Ann Rheum Dis 64:594-598 doi:10.1136/ard.2004.027524
  • Extended report

Reactive arthritis attributable to Shigella infection: a clinical and epidemiological nationwide study

  1. T Hannu1,
  2. L Mattila2,
  3. A Siitonen3,
  4. M Leirisalo-Repo1
  1. 1Department of Medicine, Division of Rheumatology, Helsinki University Central Hospital, Helsinki, Finland
  2. 2Department of Medicine, Division of Infectious Diseases, Helsinki University Central Hospital, Helsinki, Finland
  3. 3Department of Microbiology, Laboratory of Enteric Pathogens, National Public Health Institute (KTL), Helsinki, Finland
  1. Correspondence to:
    Dr T Hannu
    Department of Medicine, Division of Rheumatology, Helsinki University Central Hospital, PO Box 263, FIN-00029 HUCH, Finland;
  • Accepted 27 October 2004
  • Published Online First 18 November 2004


Objectives: To study the incidence and clinical picture of Shigella associated reactive arthritis (ReA) and the arthritogenicity of various Shigella species in the population.

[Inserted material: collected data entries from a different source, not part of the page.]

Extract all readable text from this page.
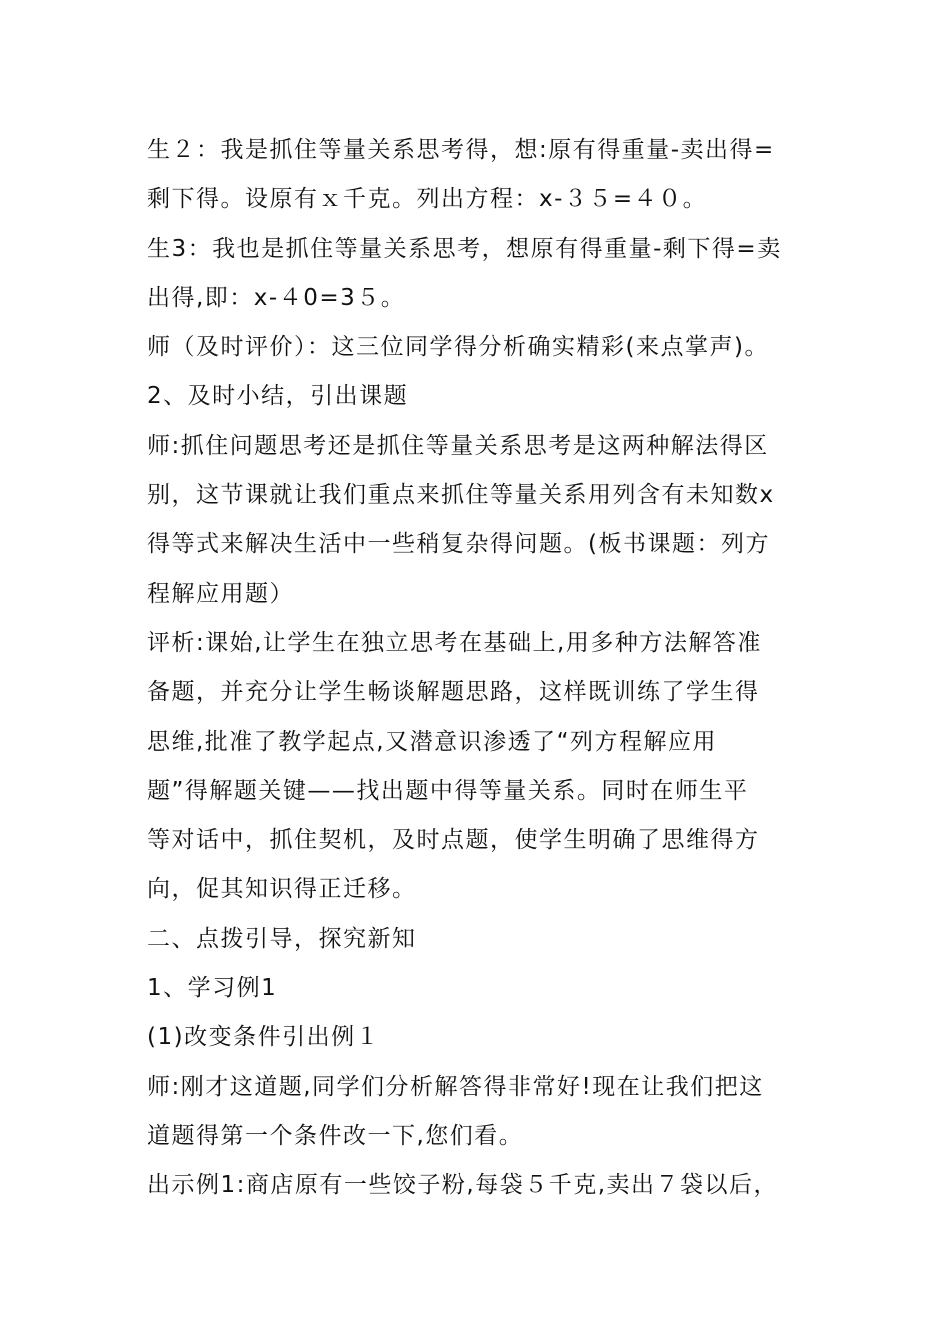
生２：我是抓住等量关系思考得，想:原有得重量-卖出得=
剩下得。设原有ｘ千克。列出方程：x-３５=４０。
生3：我也是抓住等量关系思考，想原有得重量-剩下得=卖
出得,即：x-４0=3５。
师（及时评价）：这三位同学得分析确实精彩(来点掌声)。
2、及时小结，引出课题
师:抓住问题思考还是抓住等量关系思考是这两种解法得区
别，这节课就让我们重点来抓住等量关系用列含有未知数x
得等式来解决生活中一些稍复杂得问题。(板书课题：列方
程解应用题）
评析:课始,让学生在独立思考在基础上,用多种方法解答准
备题，并充分让学生畅谈解题思路，这样既训练了学生得
思维,批准了教学起点,又潜意识渗透了“列方程解应用
题”得解题关键——找出题中得等量关系。同时在师生平
等对话中，抓住契机，及时点题，使学生明确了思维得方
向，促其知识得正迁移。
二、点拨引导，探究新知
1、学习例1
(1)改变条件引出例１
师:刚才这道题,同学们分析解答得非常好!现在让我们把这
道题得第一个条件改一下,您们看。
出示例1:商店原有一些饺子粉,每袋５千克,卖出７袋以后，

Methods: A questionnaire on enteric and extraintestinal, especially musculoskeletal, symptoms was sent to 278 consecutive patients with Shigella positive stool culture and to 597 controls. Analysis of self reported musculoskeletal symptoms was supplemented with clinical examination of those subjects with recent symptoms.

Results: Of the patients, 14/211 (7%) had ReA, and a further 4/211 (2%) other reactive musculoskeletal symptoms (tendonitis, enthesopathy, or bursitis). Of the 14 patients with ReA, all adults, 10 had S sonnei, three S flexneri, and one S dysenteriae infection. HLA-B27 was positive in 36% of the patients with ReA. One control subject had ReA. In the patients with Shigella infection, the odds ratio for developing ReA was 16.2 (95% confidence interval 2.1 to 123.9), p = 0.001.

Conclusions: ReA occurred in 7% of patients after Shigella infection, with an annual incidence of 1.3/1 000 000 in Finland. Besides S flexneri, S sonnei and S dysenteriae can also trigger ReA.